Disclosure of Sensitive Information: During your due diligence, you will need to share detailed financial records, business strategies, employee and supplier details, and other potentially sensitive information with potential purchasers. There is a real risk that this information could be misused, leaked or exploited if the appropriate contract terms are not met.

This article is about one of the areas that buyers can exploit under due diligence clause –

Staff retention in the tight labor market on the Sunshine Coast is more vital than ever. In particular, in companies that employ qualified and specialized personnel such as “Trades”. Staff retention is essential:

  • to the Buyer regarding the ongoing operation and value of the business after settlement; And

  • To the seller, in the event of termination of the sale, in order to continue operation of the business and to retain value.

Case Study

ABC Pty Ltd (ABC) operated an electrical business on the Sunshine Coast with branches in Noosa, Maroochydore and Caloundra with another branch in Brisbane.
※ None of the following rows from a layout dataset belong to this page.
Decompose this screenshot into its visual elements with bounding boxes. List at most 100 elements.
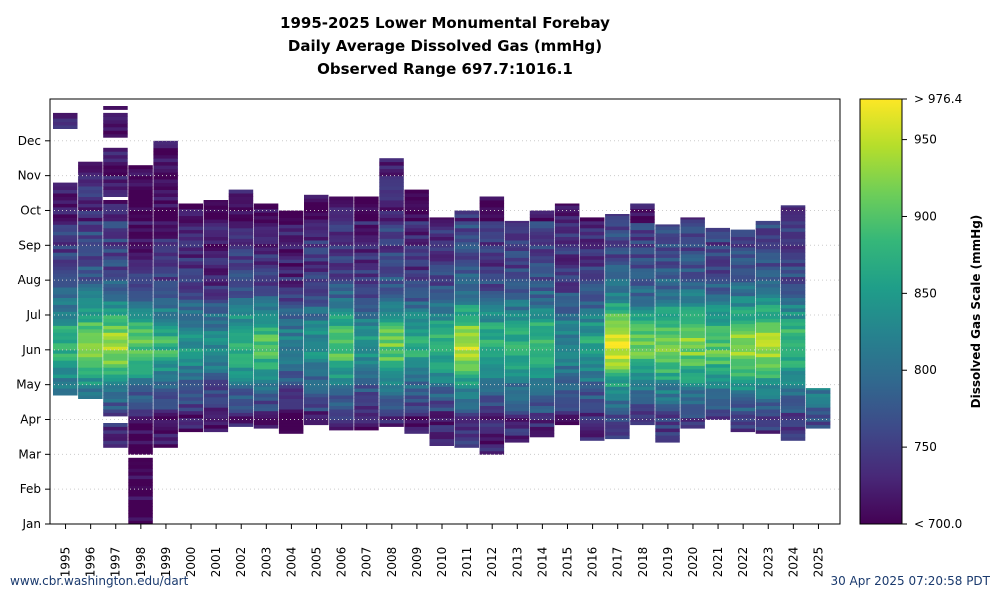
heatmap-cell [53, 217, 78, 222]
heatmap-cell [153, 290, 178, 295]
heatmap-cell [730, 375, 756, 380]
x-tick-label-2011: 2011 [460, 547, 474, 578]
heatmap-cell [554, 243, 580, 248]
heatmap-cell [780, 308, 806, 312]
heatmap-cell [178, 302, 203, 307]
heatmap-cell [354, 301, 379, 305]
heatmap-cell [304, 281, 329, 286]
heatmap-cell [630, 351, 655, 356]
heatmap-cell [780, 294, 806, 298]
heatmap-cell [755, 363, 781, 368]
heatmap-cell [379, 328, 404, 333]
heatmap-cell [78, 290, 103, 295]
heatmap-cell [554, 268, 580, 272]
heatmap-cell [78, 168, 103, 173]
heatmap-cell [404, 384, 429, 389]
heatmap-cell [780, 349, 806, 354]
heatmap-cell [454, 346, 479, 351]
heatmap-cell [755, 346, 781, 351]
heatmap-cell [404, 398, 429, 403]
heatmap-cell [454, 412, 479, 417]
heatmap-cell [630, 268, 655, 272]
heatmap-cell [580, 259, 605, 264]
heatmap-cell [53, 315, 78, 319]
heatmap-cell [605, 302, 630, 307]
heatmap-cell [329, 248, 354, 253]
heatmap-cell [630, 292, 655, 297]
heatmap-cell [203, 320, 229, 325]
heatmap-cell [580, 370, 605, 375]
heatmap-cell [53, 255, 78, 260]
heatmap-cell [78, 196, 103, 201]
heatmap-cell [705, 325, 730, 330]
heatmap-cell [504, 344, 530, 349]
heatmap-cell [554, 285, 580, 290]
heatmap-cell [153, 436, 178, 441]
heatmap-cell [605, 400, 630, 405]
heatmap-cell [404, 419, 429, 424]
heatmap-cell [605, 316, 630, 321]
heatmap-cell [153, 220, 178, 225]
heatmap-cell [278, 335, 304, 340]
heatmap-cell [329, 419, 354, 424]
heatmap-cell [278, 311, 304, 316]
heatmap-cell [780, 398, 806, 403]
heatmap-cell [605, 257, 630, 262]
heatmap-cell [128, 189, 153, 194]
heatmap-cell [429, 288, 454, 293]
heatmap-cell [529, 287, 555, 291]
heatmap-cell [479, 440, 505, 445]
heatmap-cell [128, 238, 153, 243]
heatmap-cell [755, 370, 781, 375]
heatmap-cell [780, 220, 806, 225]
heatmap-cell [780, 409, 806, 413]
heatmap-cell [153, 335, 178, 340]
heatmap-cell [203, 306, 229, 311]
heatmap-cell [178, 288, 203, 293]
heatmap-cell [228, 262, 254, 267]
heatmap-cell [655, 348, 680, 352]
heatmap-cell [404, 193, 429, 197]
heatmap-cell [128, 290, 153, 295]
heatmap-cell [228, 367, 254, 372]
heatmap-cell [278, 388, 304, 392]
heatmap-cell [354, 412, 379, 417]
heatmap-cell [203, 247, 229, 251]
heatmap-cell [228, 196, 254, 201]
heatmap-cell [605, 261, 630, 265]
heatmap-cell [78, 238, 103, 243]
heatmap-cell [203, 219, 229, 224]
year-column-2004 [278, 210, 304, 434]
heatmap-cell [705, 328, 730, 333]
heatmap-cell [605, 250, 630, 255]
heatmap-cell [504, 220, 530, 223]
heatmap-cell [354, 426, 379, 431]
heatmap-cell [429, 236, 454, 241]
heatmap-cell [354, 276, 379, 281]
heatmap-cell [128, 436, 153, 441]
heatmap-cell [128, 419, 153, 424]
heatmap-cell [655, 285, 680, 290]
heatmap-cell [454, 423, 479, 427]
heatmap-cell [479, 259, 505, 264]
heatmap-cell [128, 269, 153, 274]
heatmap-cell [730, 257, 756, 262]
heatmap-cell [780, 412, 806, 417]
heatmap-cell [228, 405, 254, 410]
year-column-2014 [529, 210, 555, 438]
heatmap-cell [479, 269, 505, 274]
heatmap-cell [329, 276, 354, 281]
heatmap-cell [128, 175, 153, 180]
heatmap-cell [354, 207, 379, 211]
heatmap-cell [379, 395, 404, 399]
heatmap-cell [203, 208, 229, 213]
year-column-2015 [554, 203, 580, 426]
heatmap-cell [354, 395, 379, 399]
x-tick-label-2022: 2022 [736, 547, 750, 578]
heatmap-cell [404, 259, 429, 264]
heatmap-cell [103, 304, 128, 309]
heatmap-cell [529, 276, 555, 281]
heatmap-cell [504, 274, 530, 279]
x-tick-label-2018: 2018 [636, 547, 650, 578]
heatmap-cell [228, 335, 254, 340]
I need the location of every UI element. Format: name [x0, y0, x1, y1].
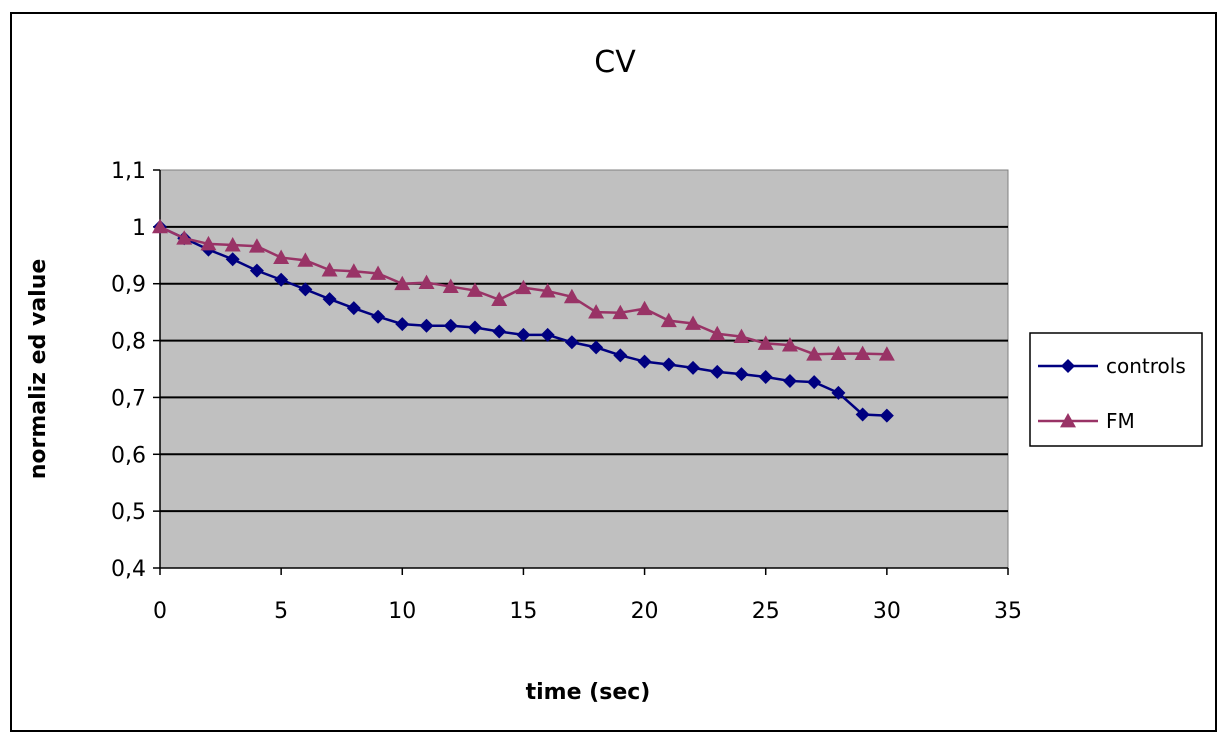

ABC Company entered into negotiations to sell its business and the draft contract provided by the buyer included a due diligence clause allowing for interviews with the seller’s employees during the due diligence period. ABC was concerned about this situation because it was struggling to get or retain employees in this competitive job market. The seller was concerned that the buyer would meet with the employees, terminate the contract, and simply offer them work, essentially ruining the business. On the other hand, the buyer simply wanted to interview employees to determine whether they would stay with the company and whether they would fit into the new work culture. There was an impasse that would have ended the negotiations.

How was this resolved?

The seller contacted a business sales attorney who drafted a special clause stating that the buyer had the right to interview employees through pre-arranged questions and through an independent third party but only when the contract was unconditional in all respects (including finances). and due diligence requirements) and the buyer has provided evidence that it has sufficient funds to compete in the sale. If the buyer is not satisfied with the interviews, they have seven days to end the contract where they will get their deposit back. The condition drafted also includes a non-solicitation clause which prevents the buyer from approaching company employees (if the sale is not completed) as well as an award of liquidated damages if this clause is breached.

The terms as they stood provided each party with the security they needed and the sale was completed.

Moral of the story – Find an experienced professional attorney who will truly suit you and achieve your ultimate goal of selling your business.